The United States is now in its second week of air strikes against ISIS in Northern Iraq after around 20,000 to 30,000 Yazidis were forced in to the nearby Sinjar mountains creating a desperate humanitarian crisis. The U.K and Australian governments have assisted with food drops for the displaced Kurds and U.S. troops have begun to assist in evacuating those stranded.
“We are not generally successful in turning the terrorists back,” said Cohen. “In no theater of the global war on terror have radical, violent extremist groups been eradicated. Not in Afghanistan, not in Iraq, not in Yemen. In fact they are spreading.”
According to Cohen, rising Muslim extremism has predominantly made its most serious gains in Africa, chiefly in unstable, remote areas of Somalia and Nigeria.
Army Lt. Gen. William Mayville said that ISIS is becoming more adept at avoiding the airstrikes. An air campaign may not eradicate the group.
Despite this, Obama would clearly prefer that any military solution come from the government in Baghdad, with the United States merely providing air support for someone else's ground forces, as it has done in Libya in 2011 and in 1999 in Kosovo.
“I think that approach makes good sense,” said Michael O’Hanlon, Director of Research, Foreign Policy Senior Fellow at the Brookings Institution's Center for 21st Century Security and Intelligence. “But what is much more difficult is to work with a new Iraqi government to get a force established, which I hope it will soon, and to create a strategy of taking back North and Western Iraq from ISIS.”

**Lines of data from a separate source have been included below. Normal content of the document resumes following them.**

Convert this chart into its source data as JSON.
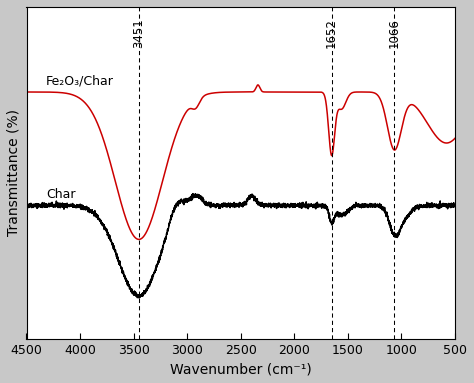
{
  "xmin": 500,
  "xmax": 4500,
  "xlabel": "Wavenumber (cm⁻¹)",
  "ylabel": "Transmittance (%)",
  "background_color": "#c8c8c8",
  "plot_bg_color": "#ffffff",
  "peaks": [
    3451,
    1652,
    1066
  ],
  "peak_labels": [
    "3451",
    "1652",
    "1066"
  ],
  "red_label": "Fe₂O₃/Char",
  "black_label": "Char",
  "red_color": "#cc0000",
  "black_color": "#000000",
  "xticks": [
    4500,
    4000,
    3500,
    3000,
    2500,
    2000,
    1500,
    1000,
    500
  ],
  "red_baseline": 0.82,
  "black_baseline": 0.42
}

But one of the main problems, according to O’Hanlon, is how interspersed ISIS has become in the local population in Western Iraq. Dislodging the militants would require a major ground effort the U.S. can not outsource entirely to the Iraqi Army, whose training and capabilities have proven to be seriously lacking in the recent confrontations with ISIS. “It’s going to resemble something similar to the surge in Iraq in 2007,” said O’Hanlon. “Except this time the United States isn’t going to provide the main combat forces; the most we would be able to is provide special forces and advisory teams as we help manage whatever Iraq decides to do.”